新潟市西区にお住まいのお客様より「スレートの破片が地面に落ちてきていて、屋根が壊れているみたいなので修繕したい」というご相談をいただき、現地調査にお伺いしました。
今回のお宅は築20年ほどの住宅です。
お話を伺うと、これまで一度も屋根の点検やメンテナンスを行ったことがなく、今回初めて不具合に気づかれたとのことでした。屋根は普段見えない場所だからこそ、気づいた時には症状が進行しているケースも少なくありません。
実際に屋根に上がって確認したところ、スレート材が一部落下しており、その下にある「下葺き」と呼ばれる防水シートが見えている状態でした。
※下葺きとは、屋根材の下に敷かれている防水シートのことで、万が一屋根材の隙間から雨水が入り込んでも、建物内部に水が入らないように守る重要な役割を担っています。
幸いなことに、現時点では雨漏れは発生していませんでしたが、この下葺き材が紫外線や雨風にさらされ続けると劣化が進み、防水機能が低下してしまいます。その結果、将来的に雨漏れへとつながるリスクが非常に高い状態でした。

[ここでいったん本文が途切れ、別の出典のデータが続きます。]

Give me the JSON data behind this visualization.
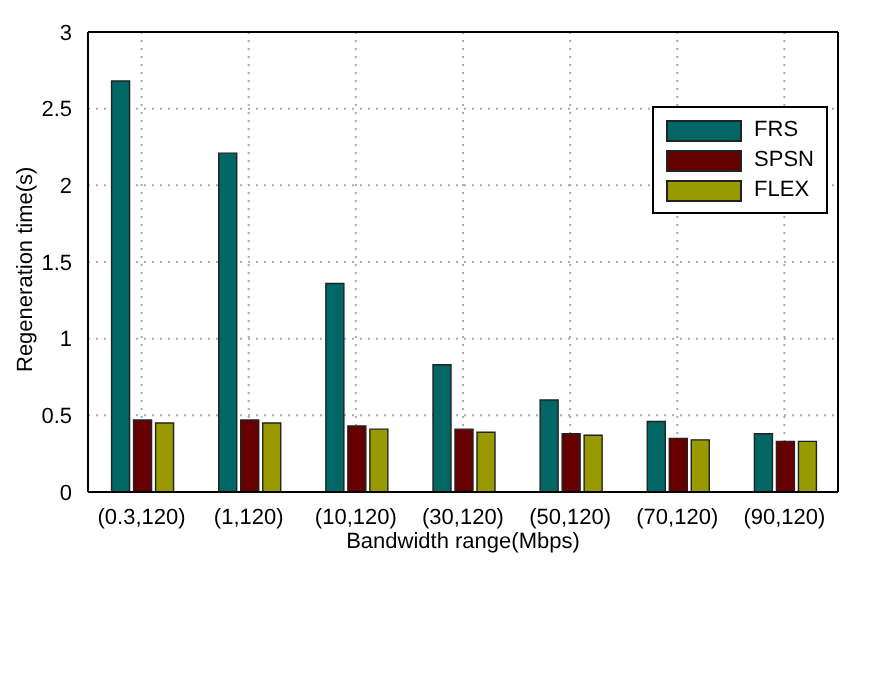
{
  "chart_data": {
    "type": "bar",
    "xlabel": "Bandwidth range(Mbps)",
    "ylabel": "Regeneration time(s)",
    "categories": [
      "(0.3,120)",
      "(1,120)",
      "(10,120)",
      "(30,120)",
      "(50,120)",
      "(70,120)",
      "(90,120)"
    ],
    "series": [
      {
        "name": "FRS",
        "color": "#006666",
        "values": [
          2.68,
          2.21,
          1.36,
          0.83,
          0.6,
          0.46,
          0.38
        ]
      },
      {
        "name": "SPSN",
        "color": "#660000",
        "values": [
          0.47,
          0.47,
          0.43,
          0.41,
          0.38,
          0.35,
          0.33
        ]
      },
      {
        "name": "FLEX",
        "color": "#999900",
        "values": [
          0.45,
          0.45,
          0.41,
          0.39,
          0.37,
          0.34,
          0.33
        ]
      }
    ],
    "ylim": [
      0,
      3
    ],
    "yticks": [
      0,
      0.5,
      1,
      1.5,
      2,
      2.5,
      3
    ],
    "grid": true,
    "legend": "top right"
  }
}
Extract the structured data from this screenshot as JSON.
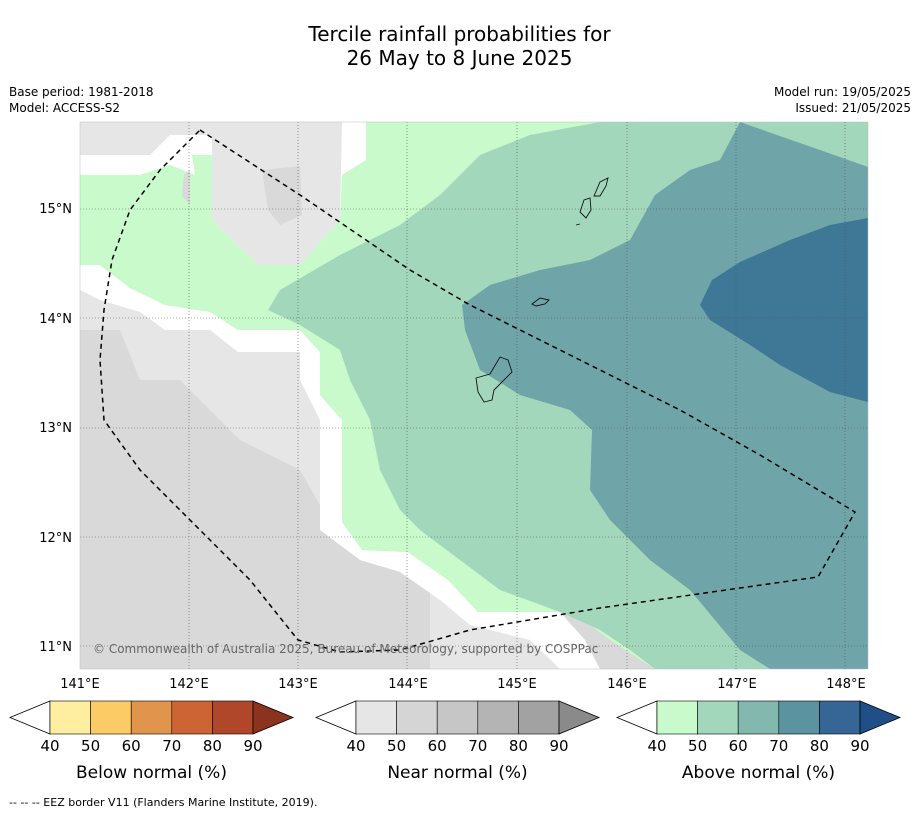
{
  "title_line1": "Tercile rainfall probabilities for",
  "title_line2": "26 May to 8 June 2025",
  "base_period": "Base period: 1981-2018",
  "model": "Model: ACCESS-S2",
  "model_run": "Model run: 19/05/2025",
  "issued": "Issued: 21/05/2025",
  "copyright": "© Commonwealth of Australia 2025, Bureau of Meteorology, supported by COSPPac",
  "lon_ticks": [
    "141°E",
    "142°E",
    "143°E",
    "144°E",
    "145°E",
    "146°E",
    "147°E",
    "148°E"
  ],
  "lat_ticks": [
    "15°N",
    "14°N",
    "13°N",
    "12°N",
    "11°N"
  ],
  "colorbars": [
    {
      "label": "Below normal (%)",
      "ticks": [
        "40",
        "50",
        "60",
        "70",
        "80",
        "90"
      ],
      "colors": [
        "#fdeea0",
        "#fdcb65",
        "#e0944c",
        "#cd6433",
        "#b0472b"
      ],
      "over": "#8c3320"
    },
    {
      "label": "Near normal (%)",
      "ticks": [
        "40",
        "50",
        "60",
        "70",
        "80",
        "90"
      ],
      "colors": [
        "#e6e6e6",
        "#d5d5d5",
        "#c6c6c6",
        "#b4b4b4",
        "#a2a2a2"
      ],
      "over": "#8a8a8a"
    },
    {
      "label": "Above normal (%)",
      "ticks": [
        "40",
        "50",
        "60",
        "70",
        "80",
        "90"
      ],
      "colors": [
        "#c8facb",
        "#a3d7bb",
        "#82b8ae",
        "#5b93a0",
        "#356696"
      ],
      "over": "#1f4f86"
    }
  ],
  "footer": "--  --  -- EEZ border V11 (Flanders Marine Institute, 2019)."
}
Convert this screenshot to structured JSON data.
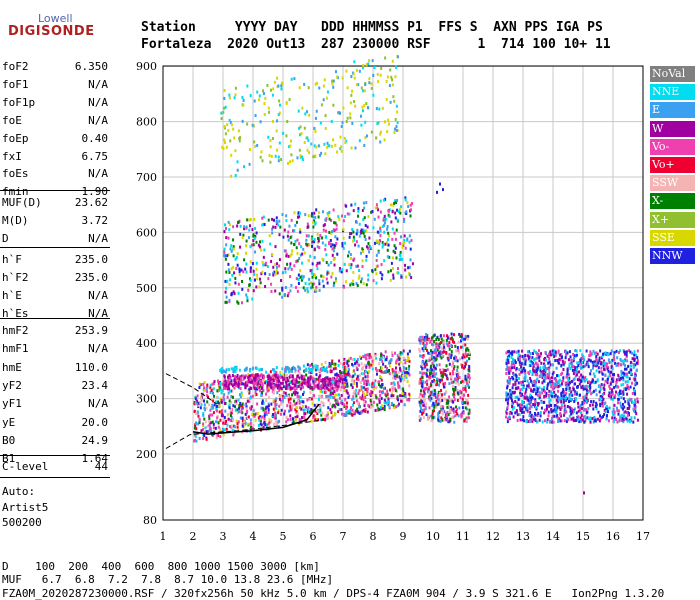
{
  "logo": {
    "top": "Lowell",
    "bottom": "DIGISONDE"
  },
  "header": {
    "row1": "Station     YYYY DAY   DDD HHMMSS P1  FFS S  AXN PPS IGA PS",
    "row2": "Fortaleza  2020 Out13  287 230000 RSF      1  714 100 10+ 11"
  },
  "params": [
    {
      "name": "foF2",
      "value": "6.350"
    },
    {
      "name": "foF1",
      "value": "N/A"
    },
    {
      "name": "foF1p",
      "value": "N/A"
    },
    {
      "name": "foE",
      "value": "N/A"
    },
    {
      "name": "foEp",
      "value": "0.40"
    },
    {
      "name": "fxI",
      "value": "6.75"
    },
    {
      "name": "foEs",
      "value": "N/A"
    },
    {
      "name": "fmin",
      "value": "1.90"
    },
    {
      "name": "MUF(D)",
      "value": "23.62"
    },
    {
      "name": "M(D)",
      "value": "3.72"
    },
    {
      "name": "D",
      "value": "N/A"
    },
    {
      "name": "h`F",
      "value": "235.0"
    },
    {
      "name": "h`F2",
      "value": "235.0"
    },
    {
      "name": "h`E",
      "value": "N/A"
    },
    {
      "name": "h`Es",
      "value": "N/A"
    },
    {
      "name": "hmF2",
      "value": "253.9"
    },
    {
      "name": "hmF1",
      "value": "N/A"
    },
    {
      "name": "hmE",
      "value": "110.0"
    },
    {
      "name": "yF2",
      "value": "23.4"
    },
    {
      "name": "yF1",
      "value": "N/A"
    },
    {
      "name": "yE",
      "value": "20.0"
    },
    {
      "name": "B0",
      "value": "24.9"
    },
    {
      "name": "B1",
      "value": "1.64"
    },
    {
      "name": "C-level",
      "value": "44"
    }
  ],
  "auto": {
    "line1": "Auto:",
    "line2": "Artist5",
    "line3": "500200"
  },
  "legend": [
    {
      "label": "NoVal",
      "color": "#808080"
    },
    {
      "label": "NNE",
      "color": "#00dcf0"
    },
    {
      "label": "E",
      "color": "#3aa0f0"
    },
    {
      "label": "W",
      "color": "#a000a0"
    },
    {
      "label": "Vo-",
      "color": "#f040b0"
    },
    {
      "label": "Vo+",
      "color": "#f00030"
    },
    {
      "label": "SSW",
      "color": "#f4b4b4"
    },
    {
      "label": "X-",
      "color": "#008000"
    },
    {
      "label": "X+",
      "color": "#90c030"
    },
    {
      "label": "SSE",
      "color": "#d8d800"
    },
    {
      "label": "NNW",
      "color": "#2020e0"
    }
  ],
  "footer": {
    "d_row": "D    100  200  400  600  800 1000 1500 3000 [km]",
    "muf_row": "MUF   6.7  6.8  7.2  7.8  8.7 10.0 13.8 23.6 [MHz]",
    "file_row": "FZA0M_2020287230000.RSF / 320fx256h 50 kHz 5.0 km / DPS-4 FZA0M 904 / 3.9 S 321.6 E   Ion2Png 1.3.20"
  },
  "chart_data": {
    "type": "scatter",
    "title": "",
    "xlabel": "",
    "ylabel": "",
    "x_ticks": [
      1,
      2,
      3,
      4,
      5,
      6,
      7,
      8,
      9,
      10,
      11,
      12,
      13,
      14,
      15,
      16,
      17
    ],
    "y_ticks": [
      80,
      200,
      300,
      400,
      500,
      600,
      700,
      800,
      900
    ],
    "xlim": [
      1,
      17
    ],
    "ylim": [
      80,
      900
    ],
    "grid": true,
    "legend_placement": "right",
    "series": [
      {
        "name": "W",
        "color": "#a000a0",
        "points": [
          [
            3,
            330
          ],
          [
            4,
            330
          ],
          [
            5,
            335
          ],
          [
            6,
            330
          ],
          [
            7,
            335
          ],
          [
            8,
            320
          ]
        ]
      },
      {
        "name": "NNE",
        "color": "#00dcf0",
        "points": [
          [
            3,
            280
          ],
          [
            4,
            300
          ],
          [
            5,
            310
          ],
          [
            8,
            330
          ],
          [
            13,
            300
          ],
          [
            15,
            300
          ]
        ]
      },
      {
        "name": "Vo-",
        "color": "#f040b0",
        "points": [
          [
            2.5,
            250
          ],
          [
            3.5,
            260
          ],
          [
            4.5,
            270
          ],
          [
            5.5,
            275
          ],
          [
            6.5,
            285
          ],
          [
            7.5,
            300
          ],
          [
            8.5,
            320
          ],
          [
            9,
            330
          ]
        ]
      },
      {
        "name": "NNW",
        "color": "#2020e0",
        "points": [
          [
            10,
            370
          ],
          [
            10.5,
            330
          ],
          [
            13,
            330
          ],
          [
            14,
            330
          ],
          [
            14.5,
            320
          ],
          [
            15,
            320
          ]
        ]
      },
      {
        "name": "SSE",
        "color": "#d8d800",
        "points": [
          [
            3,
            730
          ],
          [
            4,
            760
          ],
          [
            6,
            790
          ],
          [
            8,
            835
          ],
          [
            3.5,
            500
          ],
          [
            5,
            530
          ]
        ]
      },
      {
        "name": "E",
        "color": "#3aa0f0",
        "points": [
          [
            4,
            540
          ],
          [
            6,
            560
          ],
          [
            8,
            590
          ],
          [
            9,
            610
          ]
        ]
      },
      {
        "name": "SSW",
        "color": "#f4b4b4",
        "points": [
          [
            9,
            600
          ],
          [
            9.5,
            290
          ],
          [
            11,
            310
          ]
        ]
      }
    ],
    "profile_curve": [
      [
        1.9,
        235
      ],
      [
        2.5,
        238
      ],
      [
        3.5,
        242
      ],
      [
        4.5,
        248
      ],
      [
        5.5,
        255
      ],
      [
        6.35,
        262
      ]
    ],
    "o_trace": [
      [
        2,
        240
      ],
      [
        2.5,
        236
      ],
      [
        3,
        238
      ],
      [
        4,
        242
      ],
      [
        5,
        248
      ],
      [
        5.8,
        262
      ],
      [
        6.2,
        290
      ]
    ],
    "fit_upper": [
      [
        1.1,
        345
      ],
      [
        2,
        320
      ],
      [
        2.8,
        290
      ]
    ]
  }
}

さらに詳しく確認すると、落下した箇所以外にもスレート材のひび割れや欠けが多数見つかり、全体で50〜60枚以上に劣化が見られました。築20年という年数を考えると、屋根全体がメンテナンス時期を迎えている状態といえます。
スレート屋根は比較的軽量で施工しやすい反面、年月とともに以下のような劣化が進みます。
・紫外線による表面の劣化
・雨風によるひび割れや反り
・固定している釘の緩みや腐食
今回のように長年点検を行っていない場合、こうした劣化が徐々に蓄積し、ある日突然「落下」という形で表面化することがあります。
一般的には、5年ごとを目安に屋根の点検を行うことで、早期発見・早期対応が可能になり、大きな修繕を防ぐことができます。
今回のケースでは、破損しているスレート材が非常に多く、すべてを1枚ずつ差し替えると費用や工期が大きくなってしまうため、別の方法をご提案いたしました。
それが「カバー工法」です。
※カバー工法とは、既存の屋根材の上から新しい屋根材をかぶせる施工方法のことです。
この方法のメリットは以下の通りです。
・既存屋根を撤去しないため工事費を抑えられる
・工期が短く、生活への影響が少ない
・屋根が二重構造になることで断熱性・防音性が向上
特に今回のように下地がまだしっかりしている場合には、非常に効率的で人気のある工法です。
今回の調査では、スレート屋根の落下をきっかけに、屋根全体の劣化が明らかになりました。
築20年前後のお住まいでは、屋根材の寿命や劣化が進んでいるケースが多く、「まだ大丈夫」と思っていても、内部では確実にダメージが蓄積されています。
だからこそ、5年に一度を目安にした定期点検がとても重要です。
大きなトラブルになる前に、早めの点検・メンテナンスで安心の住まいを守りましょう。